Asheville, North Carolina
(September 2, 2002) -- At the beginning of 1957, the
Scripps-Howard newspaper syndicate awarded Charles Kuralt its
Ernie Pyle Award. The award
recognized writing and reporting "most nearly exemplifying
the style and craftsmanship" of the great World War II reporter
and human interest columnist Ernie Pyle. Kuralt scored for his
Charlotte News' column "People."
Presented collectively for
the first time ever, the 169 columns, written when Kuralt was
only 22, represent some of Kuralt's best work and mark the beginning
of a dialog that the journalist continued with Americans for more
than four decades.
Resonating with themes of
hope and goodness, "People" appears as fresh and relevant
today as in 1956, a testament to the extraordinary talent of a
reporter who found stories where no one else thought to look.
"Each day I would seek
out some cop or kid or cab driver," Kuralt wrote of his experience
at the Charlotte News, "and tell his story in a few hundred
words . . . I used to walk bravely up to panhandlers and crapshooters -- the
sort of people others avoided -- and strike up conversation."
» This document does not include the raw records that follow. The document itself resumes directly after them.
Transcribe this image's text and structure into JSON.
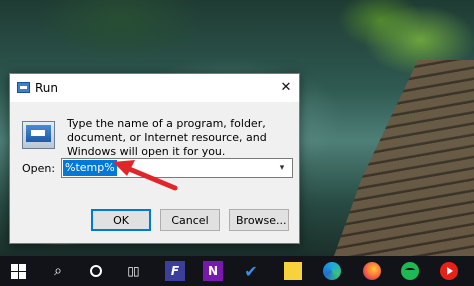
{
  "dialog": {
    "title": "Run",
    "description": "Type the name of a program, folder, document, or Internet resource, and Windows will open it for you.",
    "open_label": "Open:",
    "open_value": "%temp%",
    "ok_label": "OK",
    "cancel_label": "Cancel",
    "browse_label": "Browse...",
    "close_glyph": "✕",
    "dropdown_glyph": "▾"
  },
  "annotation": {
    "arrow_color": "#e0262b"
  },
  "taskbar": {
    "items": [
      {
        "icon": "windows-start-icon"
      },
      {
        "icon": "search-icon",
        "glyph": "⌕"
      },
      {
        "icon": "cortana-icon"
      },
      {
        "icon": "task-view-icon",
        "glyph": "▯▯"
      },
      {
        "icon": "f-app-icon",
        "glyph": "F"
      },
      {
        "icon": "onenote-icon",
        "glyph": "N"
      },
      {
        "icon": "todo-icon",
        "glyph": "✔"
      },
      {
        "icon": "sticky-notes-icon"
      },
      {
        "icon": "edge-icon"
      },
      {
        "icon": "firefox-icon"
      },
      {
        "icon": "spotify-icon"
      },
      {
        "icon": "youtube-icon"
      }
    ]
  }
}
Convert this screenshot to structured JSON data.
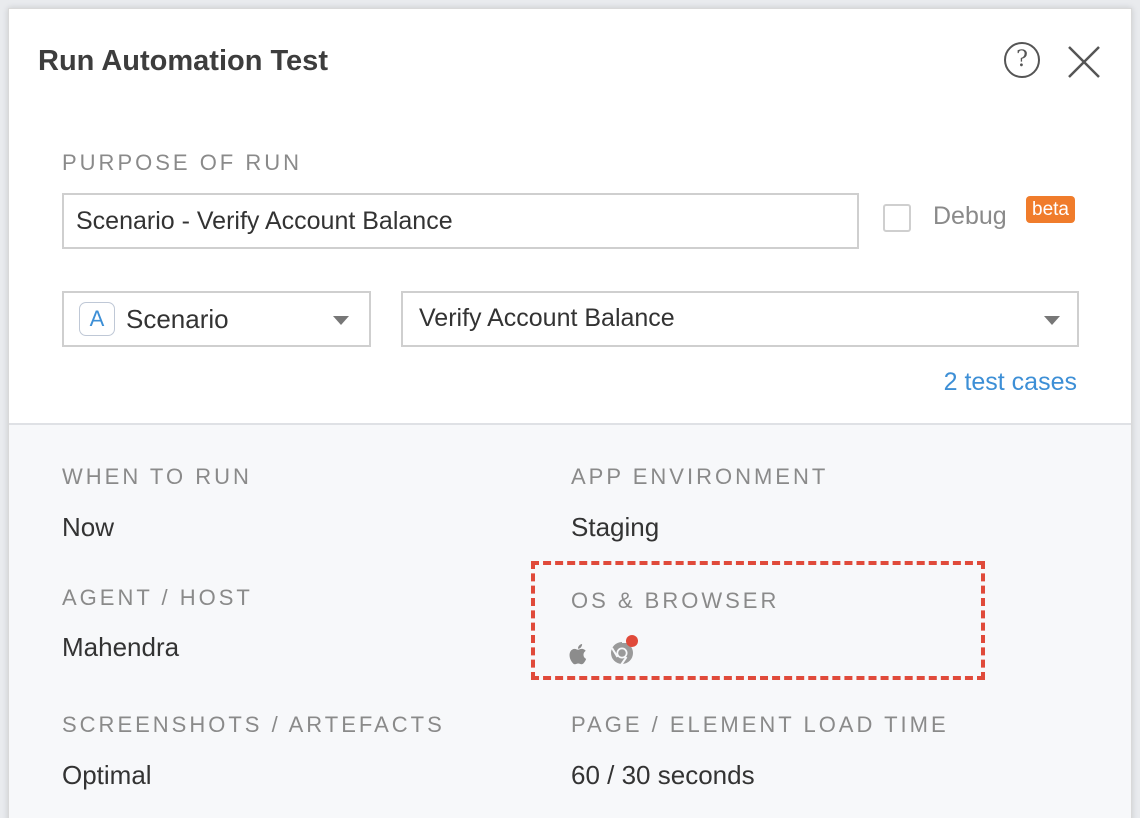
{
  "dialog": {
    "title": "Run Automation Test"
  },
  "purpose": {
    "label": "PURPOSE OF RUN",
    "value": "Scenario - Verify Account Balance"
  },
  "debug": {
    "label": "Debug",
    "badge": "beta",
    "checked": false
  },
  "type_select": {
    "icon_letter": "A",
    "value": "Scenario"
  },
  "scenario_select": {
    "value": "Verify Account Balance"
  },
  "test_cases_link": "2 test cases",
  "settings": {
    "when_to_run": {
      "label": "WHEN TO RUN",
      "value": "Now"
    },
    "app_environment": {
      "label": "APP ENVIRONMENT",
      "value": "Staging"
    },
    "agent_host": {
      "label": "AGENT / HOST",
      "value": "Mahendra"
    },
    "os_browser": {
      "label": "OS & BROWSER",
      "icons": [
        "apple-icon",
        "chrome-icon"
      ]
    },
    "screenshots": {
      "label": "SCREENSHOTS / ARTEFACTS",
      "value": "Optimal"
    },
    "load_time": {
      "label": "PAGE / ELEMENT LOAD TIME",
      "value": "60 / 30 seconds"
    }
  },
  "colors": {
    "accent": "#3d8fd6",
    "beta_badge": "#f07c2b",
    "highlight": "#e04a3a",
    "status_dot": "#e04a3a"
  }
}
Those conversations will ring
familiar to those who watched Kuralt's Emmy-winning television
shows "On the Road" and "Sunday Morning."
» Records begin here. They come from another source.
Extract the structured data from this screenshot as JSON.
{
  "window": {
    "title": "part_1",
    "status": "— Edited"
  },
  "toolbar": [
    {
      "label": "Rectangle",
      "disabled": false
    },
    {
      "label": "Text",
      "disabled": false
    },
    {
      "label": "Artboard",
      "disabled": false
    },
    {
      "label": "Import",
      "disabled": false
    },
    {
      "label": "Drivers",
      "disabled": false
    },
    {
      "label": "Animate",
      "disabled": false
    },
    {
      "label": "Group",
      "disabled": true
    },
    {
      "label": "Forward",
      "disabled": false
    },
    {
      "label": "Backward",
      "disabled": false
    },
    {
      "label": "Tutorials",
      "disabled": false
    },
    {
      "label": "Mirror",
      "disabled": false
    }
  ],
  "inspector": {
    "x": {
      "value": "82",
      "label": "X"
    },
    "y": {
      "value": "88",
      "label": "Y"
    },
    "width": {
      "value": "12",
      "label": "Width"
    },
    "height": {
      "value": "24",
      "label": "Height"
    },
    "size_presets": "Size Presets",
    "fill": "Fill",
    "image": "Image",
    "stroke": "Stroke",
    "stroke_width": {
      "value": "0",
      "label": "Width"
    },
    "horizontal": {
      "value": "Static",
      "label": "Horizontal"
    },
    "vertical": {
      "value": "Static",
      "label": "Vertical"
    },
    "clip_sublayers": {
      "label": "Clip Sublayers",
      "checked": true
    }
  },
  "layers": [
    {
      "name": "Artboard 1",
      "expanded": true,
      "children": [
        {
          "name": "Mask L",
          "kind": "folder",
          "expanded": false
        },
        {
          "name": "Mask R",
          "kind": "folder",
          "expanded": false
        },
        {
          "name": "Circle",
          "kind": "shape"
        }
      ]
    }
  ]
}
Kuralt's style and substance were essentially unchanged over the
years -- from his days as a rookie reporter to his final years
as a veteran journalist.
"Kuralt's writing is
sensitive, warm with affection for obscure people, and with excellent
touches of humor where that is needed," commented a panel
of judges who awarded young Kuralt the Pyle award.
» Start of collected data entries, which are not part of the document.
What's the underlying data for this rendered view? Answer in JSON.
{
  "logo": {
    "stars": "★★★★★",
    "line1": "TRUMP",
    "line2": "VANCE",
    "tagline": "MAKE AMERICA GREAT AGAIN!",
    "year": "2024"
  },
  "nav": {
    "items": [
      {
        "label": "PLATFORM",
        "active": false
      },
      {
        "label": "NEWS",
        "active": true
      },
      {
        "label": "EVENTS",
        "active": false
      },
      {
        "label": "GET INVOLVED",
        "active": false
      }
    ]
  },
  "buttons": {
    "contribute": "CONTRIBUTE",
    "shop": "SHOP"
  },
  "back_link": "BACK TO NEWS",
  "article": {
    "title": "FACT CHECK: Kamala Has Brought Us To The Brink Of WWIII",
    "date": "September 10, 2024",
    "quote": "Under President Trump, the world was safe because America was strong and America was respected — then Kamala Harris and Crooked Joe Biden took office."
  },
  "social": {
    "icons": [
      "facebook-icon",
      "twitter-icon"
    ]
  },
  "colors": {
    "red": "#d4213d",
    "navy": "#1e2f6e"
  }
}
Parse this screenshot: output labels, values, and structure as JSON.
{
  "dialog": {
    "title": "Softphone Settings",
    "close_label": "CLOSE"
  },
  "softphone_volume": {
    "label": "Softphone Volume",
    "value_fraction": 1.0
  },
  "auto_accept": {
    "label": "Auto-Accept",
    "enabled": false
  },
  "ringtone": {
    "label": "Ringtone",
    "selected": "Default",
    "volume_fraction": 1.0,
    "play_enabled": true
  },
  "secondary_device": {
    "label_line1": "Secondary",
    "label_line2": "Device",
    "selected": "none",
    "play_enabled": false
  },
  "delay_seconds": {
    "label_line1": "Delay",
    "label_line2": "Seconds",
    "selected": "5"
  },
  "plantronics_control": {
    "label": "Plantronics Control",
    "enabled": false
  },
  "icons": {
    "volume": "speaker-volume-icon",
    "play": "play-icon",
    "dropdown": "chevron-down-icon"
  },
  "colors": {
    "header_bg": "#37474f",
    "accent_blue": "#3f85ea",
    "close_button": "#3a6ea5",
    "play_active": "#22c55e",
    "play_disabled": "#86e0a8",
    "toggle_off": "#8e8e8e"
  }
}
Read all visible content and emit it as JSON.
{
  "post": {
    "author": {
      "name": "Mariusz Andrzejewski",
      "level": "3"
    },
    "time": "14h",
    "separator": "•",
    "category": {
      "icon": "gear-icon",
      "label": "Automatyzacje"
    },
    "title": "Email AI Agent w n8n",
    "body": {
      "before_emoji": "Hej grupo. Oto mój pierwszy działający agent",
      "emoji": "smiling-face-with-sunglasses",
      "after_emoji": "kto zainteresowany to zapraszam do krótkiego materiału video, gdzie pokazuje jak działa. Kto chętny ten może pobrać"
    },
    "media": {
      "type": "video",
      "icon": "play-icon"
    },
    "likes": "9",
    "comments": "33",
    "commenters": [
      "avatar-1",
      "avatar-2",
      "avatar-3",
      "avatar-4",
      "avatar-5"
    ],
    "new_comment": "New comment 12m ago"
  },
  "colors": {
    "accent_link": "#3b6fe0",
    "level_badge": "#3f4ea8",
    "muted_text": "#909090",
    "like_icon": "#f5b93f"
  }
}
Now, nearly five decades later,
Charles Kuralt's sensitivity, warmth and humor continue to echo
in these profiles of ordinary -- and often unnoticed -- people.
"People" will strike
a chord with those who remember -- and perhaps long for -- a
time when life was simpler -- and with those who did not get
enough of the comforting voice and practical wisdom of the CBS
newsman who died July 4, 1997.
"He had
the ability to see small things and make them large."